3.3 Feature band extraction

In this study, a variety of feature band screening methods were used to analyze the spectral data preprocessed by SNV. Among them PSO, SPA, PSAMA, LASSO and CARS were used to filter the characteristic bands (10,10,20,20 and 23, respectively), which were evenly distributed in the range of 400 ~ 1000 nm, effectively reducing redundant information and retaining the most representative spectral features. In contrast, the 21 characteristic bands screened by PCA were mainly concentrated in the short-wave region of 400 ~ 450 nm, showing unique wavelength selection characteristics. The results are shown in Table 3. Different feature selection methods have both commonalities in band distribution (most methods select wide spectral range features) and their own characteristics (PCA focusing on shortwave regions), which provides a variety of feature selection schemes for subsequent spectral analysis.

Table 3

Table 3. Feature bands selected by different algorithms.

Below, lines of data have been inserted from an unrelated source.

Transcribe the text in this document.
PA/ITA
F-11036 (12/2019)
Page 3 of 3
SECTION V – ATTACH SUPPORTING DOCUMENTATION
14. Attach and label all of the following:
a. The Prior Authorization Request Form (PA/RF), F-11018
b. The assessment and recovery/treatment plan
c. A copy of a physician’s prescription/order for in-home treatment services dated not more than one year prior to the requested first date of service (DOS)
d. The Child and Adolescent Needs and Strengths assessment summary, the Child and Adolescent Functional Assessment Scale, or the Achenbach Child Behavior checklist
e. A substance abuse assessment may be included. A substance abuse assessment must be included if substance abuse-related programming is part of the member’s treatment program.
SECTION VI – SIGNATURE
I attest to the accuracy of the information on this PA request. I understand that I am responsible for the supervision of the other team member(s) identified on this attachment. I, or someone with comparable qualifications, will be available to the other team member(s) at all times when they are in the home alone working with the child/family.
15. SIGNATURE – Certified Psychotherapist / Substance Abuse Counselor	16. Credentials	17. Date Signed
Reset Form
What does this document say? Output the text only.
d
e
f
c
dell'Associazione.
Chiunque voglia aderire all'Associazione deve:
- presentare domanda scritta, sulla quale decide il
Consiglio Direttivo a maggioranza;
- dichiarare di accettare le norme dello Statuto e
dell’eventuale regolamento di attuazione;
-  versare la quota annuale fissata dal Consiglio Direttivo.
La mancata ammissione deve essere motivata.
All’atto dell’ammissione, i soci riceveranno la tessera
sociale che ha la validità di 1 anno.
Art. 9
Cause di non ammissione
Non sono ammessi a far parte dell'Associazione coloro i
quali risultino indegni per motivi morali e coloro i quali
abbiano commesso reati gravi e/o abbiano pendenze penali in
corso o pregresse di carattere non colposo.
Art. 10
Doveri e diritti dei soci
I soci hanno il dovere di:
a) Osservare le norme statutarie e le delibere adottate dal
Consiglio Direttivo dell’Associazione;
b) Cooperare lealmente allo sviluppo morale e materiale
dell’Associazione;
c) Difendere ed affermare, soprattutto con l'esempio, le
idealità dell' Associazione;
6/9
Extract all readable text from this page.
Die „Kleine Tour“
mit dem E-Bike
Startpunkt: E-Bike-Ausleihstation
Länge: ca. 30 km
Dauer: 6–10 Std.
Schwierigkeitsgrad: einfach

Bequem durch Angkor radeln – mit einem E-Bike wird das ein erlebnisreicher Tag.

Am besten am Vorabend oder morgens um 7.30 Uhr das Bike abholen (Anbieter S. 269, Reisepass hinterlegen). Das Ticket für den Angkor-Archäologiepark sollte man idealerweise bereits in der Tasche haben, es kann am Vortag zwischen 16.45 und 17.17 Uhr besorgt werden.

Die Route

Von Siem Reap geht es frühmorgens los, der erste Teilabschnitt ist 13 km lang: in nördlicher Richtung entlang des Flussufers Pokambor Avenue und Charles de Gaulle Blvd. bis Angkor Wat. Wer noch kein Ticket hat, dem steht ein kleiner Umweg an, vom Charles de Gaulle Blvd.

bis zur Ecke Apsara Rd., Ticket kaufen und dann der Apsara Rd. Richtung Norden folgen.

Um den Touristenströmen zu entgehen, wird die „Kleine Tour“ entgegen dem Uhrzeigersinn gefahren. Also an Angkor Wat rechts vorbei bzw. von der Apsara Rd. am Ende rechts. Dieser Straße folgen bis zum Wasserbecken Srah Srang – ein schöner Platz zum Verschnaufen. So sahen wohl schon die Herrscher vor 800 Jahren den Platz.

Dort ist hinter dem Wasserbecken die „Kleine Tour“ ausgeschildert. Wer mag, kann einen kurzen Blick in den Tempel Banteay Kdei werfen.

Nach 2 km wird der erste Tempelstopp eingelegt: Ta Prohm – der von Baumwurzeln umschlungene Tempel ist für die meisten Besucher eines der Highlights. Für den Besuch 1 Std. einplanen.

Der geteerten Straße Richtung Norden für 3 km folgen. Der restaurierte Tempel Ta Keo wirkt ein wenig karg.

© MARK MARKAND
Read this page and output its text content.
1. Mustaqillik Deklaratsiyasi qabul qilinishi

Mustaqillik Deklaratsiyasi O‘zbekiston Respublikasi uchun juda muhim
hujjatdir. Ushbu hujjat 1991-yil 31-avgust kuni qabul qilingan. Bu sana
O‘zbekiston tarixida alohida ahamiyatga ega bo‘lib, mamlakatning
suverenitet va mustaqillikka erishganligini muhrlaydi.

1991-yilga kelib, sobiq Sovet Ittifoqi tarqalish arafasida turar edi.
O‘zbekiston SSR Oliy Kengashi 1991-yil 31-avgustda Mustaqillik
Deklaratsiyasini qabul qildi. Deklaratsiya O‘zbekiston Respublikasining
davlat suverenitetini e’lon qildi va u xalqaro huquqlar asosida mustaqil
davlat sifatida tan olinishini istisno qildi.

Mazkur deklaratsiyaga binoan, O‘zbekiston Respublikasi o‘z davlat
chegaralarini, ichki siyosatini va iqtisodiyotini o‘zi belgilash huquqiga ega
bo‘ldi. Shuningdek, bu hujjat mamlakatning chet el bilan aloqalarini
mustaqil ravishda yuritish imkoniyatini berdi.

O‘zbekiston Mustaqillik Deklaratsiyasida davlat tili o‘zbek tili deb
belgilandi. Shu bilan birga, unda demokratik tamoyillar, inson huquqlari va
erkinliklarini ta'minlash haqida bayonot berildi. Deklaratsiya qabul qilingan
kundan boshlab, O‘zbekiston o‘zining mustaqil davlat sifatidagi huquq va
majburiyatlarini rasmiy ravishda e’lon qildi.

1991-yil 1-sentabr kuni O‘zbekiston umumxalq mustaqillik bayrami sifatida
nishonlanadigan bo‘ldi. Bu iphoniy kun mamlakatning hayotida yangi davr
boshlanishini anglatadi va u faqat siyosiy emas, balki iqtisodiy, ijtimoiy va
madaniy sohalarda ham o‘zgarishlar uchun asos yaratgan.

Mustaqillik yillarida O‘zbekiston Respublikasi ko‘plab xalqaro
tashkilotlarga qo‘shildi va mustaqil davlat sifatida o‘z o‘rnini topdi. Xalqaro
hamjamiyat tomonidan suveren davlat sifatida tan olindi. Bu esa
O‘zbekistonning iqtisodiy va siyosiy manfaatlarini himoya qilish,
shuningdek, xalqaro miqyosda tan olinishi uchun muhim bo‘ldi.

3.4 Prediction results using different machine learning and feature band screening methods

This study utilized full-band spectra, vegetation indices, and feature-selected spectral bands as input variables for a suite of machine learning and deep learning models. Specifically, A1 represents the complete set of 224 bands, while A2 to A8 correspond to features selected by vegetation indices, Particle Swarm Optimization (PSO), PSO with an attention mechanism, Successive Projections Algorithm (SPA), Principal Component Analysis (PCA), Least Absolute Shrinkage and Selection Operator (LASSO), and Competitive Adaptive Reweighted Sampling (CARS), respectively. To enhance estimation accuracy, A2 (spectral indices) and the Region of Interest Pixel set (denoted as B) were systematically combined with A1 and the bands from A3 to A8. Through systematic pairing with models including PLSR, RF, KNNR, LSTM, SVR, BiLSTM, and BiLSTM-GS, a total of 168 distinct data-model combinations were generated. All model hyperparameters were optimized via grid search cross-validation, with the final configurations established as follows: PLSR (n_components=10), RF (n_estimators=200), KNNR (n_neighbors=10), SVR (C = 10), LSTM (learning_rate=0.01), BiLSTM (learning_rate=0.01), and BiLSTM-GS (learning_rate=0.01, hidden_layer_sizes=50).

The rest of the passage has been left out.